Each day, I focus on reading and writing and hope to publish in academic journals.  A colleague suggested I write and shed a different light on teaching. As well, I may take some of my poetry and bundle it together in a book. Perhaps, my smile will be so magical I will asked to teach something I did not expect.

I just saw a handwritten note from

Galileo. He was under house arrest

for believing we’re not the center of

everything. Now behind me, in the park,

a dozen beginners, of all ages, learning how

to juggle. We have to start somewhere. The

young man who’s so magical at this is asked

to instruct. He smiles, “You have to keep

trying. Just not the same thing.” Earlier,

I leaned over a letter from Lincoln to a

dead soldier’s mother. This, just weeks

after losing Susan’s mother, sweet

Eleanor. I keep saying her name to

strangers. You see, we all have to

juggle joy and sorrow. Not to do it

well—we always drop something—but

when the up and down of life are

leaving one hand and not yet land-

ing in the other, then we glow, like

a mystical molecule hovering between

birth and death, ready to kiss anything.

 

The Great Paradox

As a teacher, I wonder how we keep children safe from themselves and, at the same time, not curbing their innate curiosity and imagination.

Pablo Picasso said “Every child is born an artist. The challenge is to remain an artist after you grow up.”

Albert Einstein stated “Imagination is everything. It is the preview of life’s coming attractions.

I am less concise, so I wrote a poem.

Born curious and imaginative,

Children do not have to be taught.

Yes, they can hurt themselves,

Ah, they need guides to walk with them,

Without inflicting greater harm.

The challenge lies in a question:

How do I guide them, without damaging them?

‘Tis a great paradox.

 

Pointers to Non-Duality

I am back to post. I am reading and writing. I am working to intersect hermeneutic phenomenology, which I used as my research methodology for my dissertation and the method of currere. The latter is an autobiographical method, in part, based on existential philosophy to explore curriculum through one’s lived-experience. As well, it uses Freudian psychoanalytic theory as part of its foundations. It is this latter aspect I am contrasting with hermeneutic phenomenology as both are interpretive methods.
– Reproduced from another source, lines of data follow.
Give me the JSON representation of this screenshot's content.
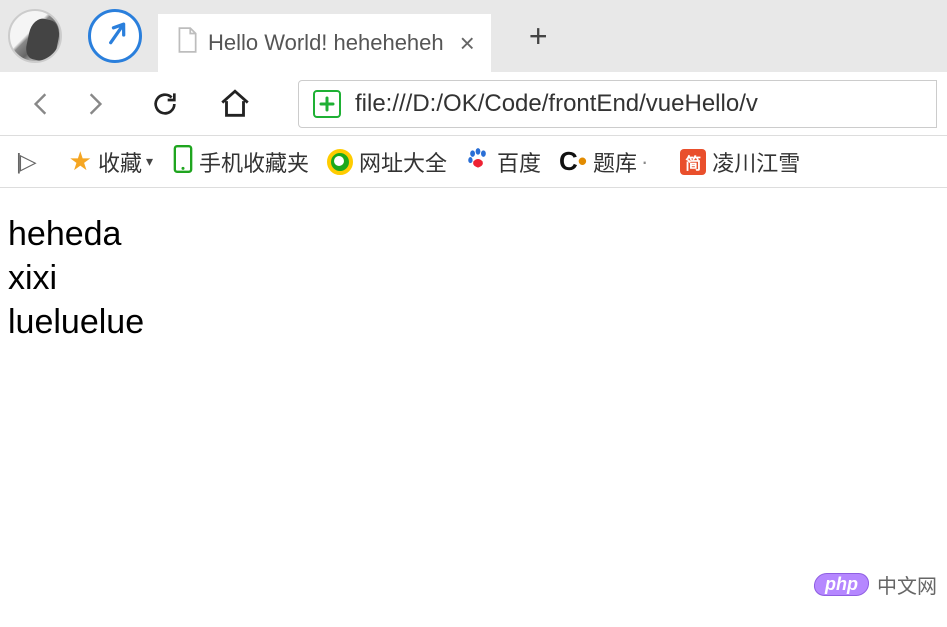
{
  "tab": {
    "title": "Hello World! heheheheh",
    "close_glyph": "×"
  },
  "new_tab_glyph": "+",
  "urlbar": {
    "url": "file:///D:/OK/Code/frontEnd/vueHello/v",
    "shield_glyph": "+"
  },
  "bookmarks": {
    "sidebar_glyph": "|▷",
    "fav": "收藏",
    "mobile": "手机收藏夹",
    "sites": "网址大全",
    "baidu": "百度",
    "tiku": "题库",
    "jian": "简",
    "lingchuan": "凌川江雪"
  },
  "page": {
    "lines": [
      "heheda",
      "xixi",
      "lueluelue"
    ]
  },
  "watermark": {
    "pill": "php",
    "text": "中文网"
  }
}
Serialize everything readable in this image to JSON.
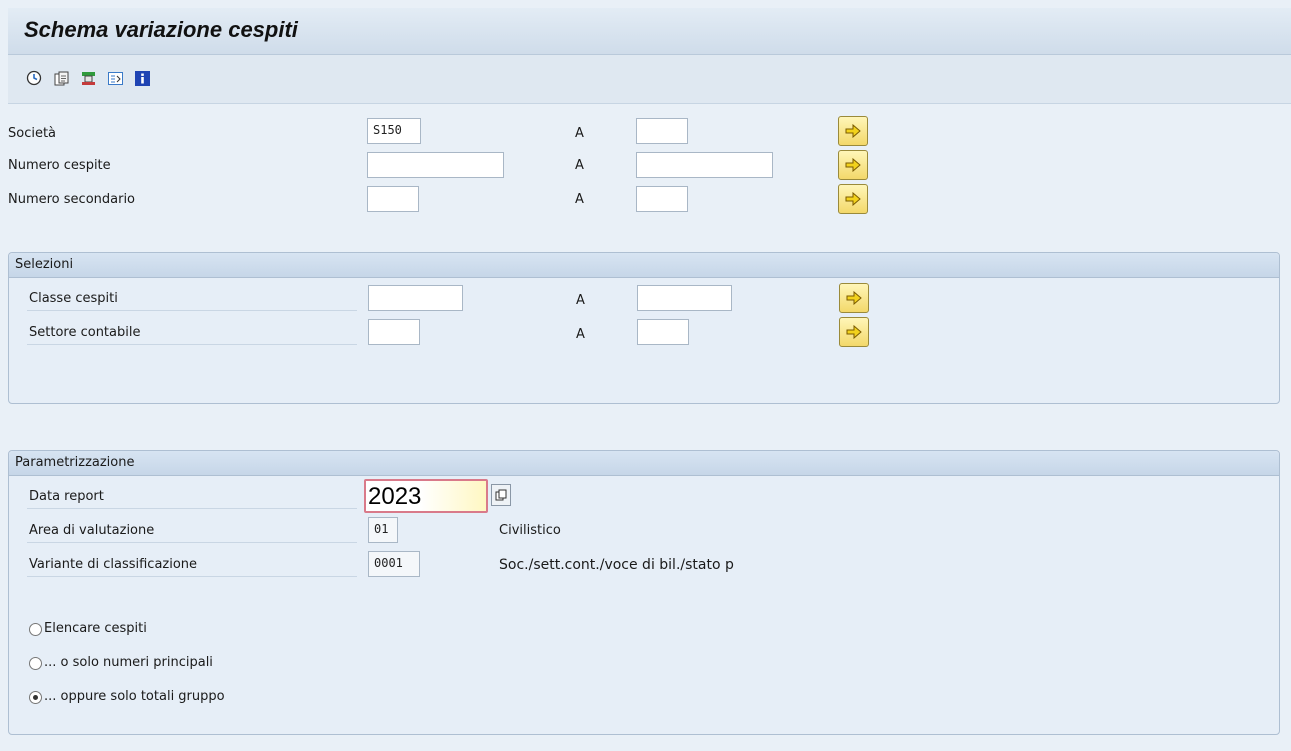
{
  "title": "Schema variazione cespiti",
  "toolbar": {
    "buttons": [
      {
        "icon": "execute-clock-icon",
        "color": "#2a6bbf"
      },
      {
        "icon": "get-variant-icon",
        "color": "#444"
      },
      {
        "icon": "selection-options-icon",
        "color": "#2f9a3c"
      },
      {
        "icon": "multiple-selection-icon",
        "color": "#3a7ac8"
      },
      {
        "icon": "info-icon",
        "color": "#1f44b3"
      }
    ]
  },
  "main": {
    "rows": [
      {
        "label": "Società",
        "from": "S150",
        "to_label": "A",
        "to": ""
      },
      {
        "label": "Numero cespite",
        "from": "",
        "to_label": "A",
        "to": ""
      },
      {
        "label": "Numero secondario",
        "from": "",
        "to_label": "A",
        "to": ""
      }
    ]
  },
  "selezioni": {
    "title": "Selezioni",
    "rows": [
      {
        "label": "Classe cespiti",
        "from": "",
        "to_label": "A",
        "to": ""
      },
      {
        "label": "Settore contabile",
        "from": "",
        "to_label": "A",
        "to": ""
      }
    ]
  },
  "param": {
    "title": "Parametrizzazione",
    "data_report": {
      "label": "Data report",
      "value": "2023"
    },
    "area": {
      "label": "Area di valutazione",
      "value": "01",
      "desc": "Civilistico"
    },
    "variante": {
      "label": "Variante di classificazione",
      "value": "0001",
      "desc": "Soc./sett.cont./voce di bil./stato p"
    },
    "options": [
      {
        "label": "Elencare cespiti",
        "selected": false
      },
      {
        "label": "... o solo numeri principali",
        "selected": false
      },
      {
        "label": "... oppure solo totali gruppo",
        "selected": true
      }
    ]
  }
}
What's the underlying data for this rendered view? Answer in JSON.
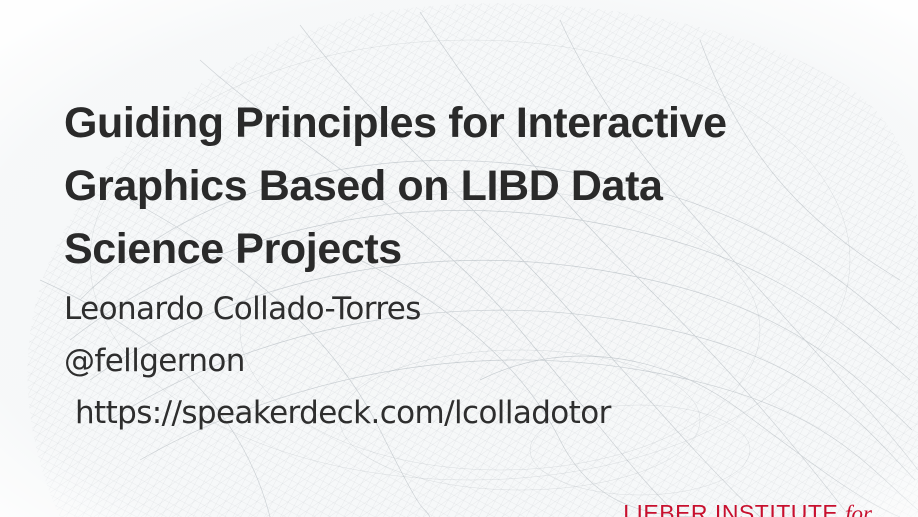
{
  "slide": {
    "title_lines": [
      "Guiding Principles for Interactive",
      "Graphics Based on LIBD Data",
      "Science Projects"
    ],
    "author": {
      "name": "Leonardo Collado-Torres",
      "handle": "@fellgernon",
      "url": "https://speakerdeck.com/lcolladotor"
    },
    "footer": {
      "logo_text": "LIEBER INSTITUTE",
      "logo_suffix": "for",
      "logo_color": "#c8102e"
    },
    "background_icon": "brain-fiber-mesh-icon",
    "text_color": "#2a2a2a"
  }
}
I moved to radical hermeneutics, linking it with my writing. What I found is there is an overlap with poetry and non-duality.

Bill Pinar developed the method of currere and used Zen philosophy as a third leg for the method. The voice in hermeneutics is poetic, seeking to understand the world in non-dualistic ways and subvert binary thinking.  As I looked for a poem, I found this one by Wu Hsin.

When I am mindful and present to the world in its past, present, and future moments the text I live comes to life with new meaning.

Just as the honey is not sweetness,

The words of Wu Hsin are not

The truth.

However, time spent with these words is like

The aftermath of rain.

In due course, a sprouting of

Understanding will occur and

Will bear fruit at a pace

Outside of one’s control.

To Read a Poem…To Write a Poem

This poem rattled around in my mind and body for the last few days. I did not write it out in rough form, so this is it.

To read a poem;

That is to breath in the world,

Meditating on that world

(Re)membering a fleeting moment–

A moment my whole body experienced;

The smell of pine forest

The distant white-topped mountain

Rocks disturbing a river’s flows

The touch of a gentle breeze,

Cooling a sun-burnt face.

To write a poem;

Breathing out,

A lived-experience,

Giving words to a fleeting moment–

Flowers gesturing towards mountains,

Trees caressed by mountain wind,

Nature’s fragrances arise from the valley

A silence encroaching upon my mediation.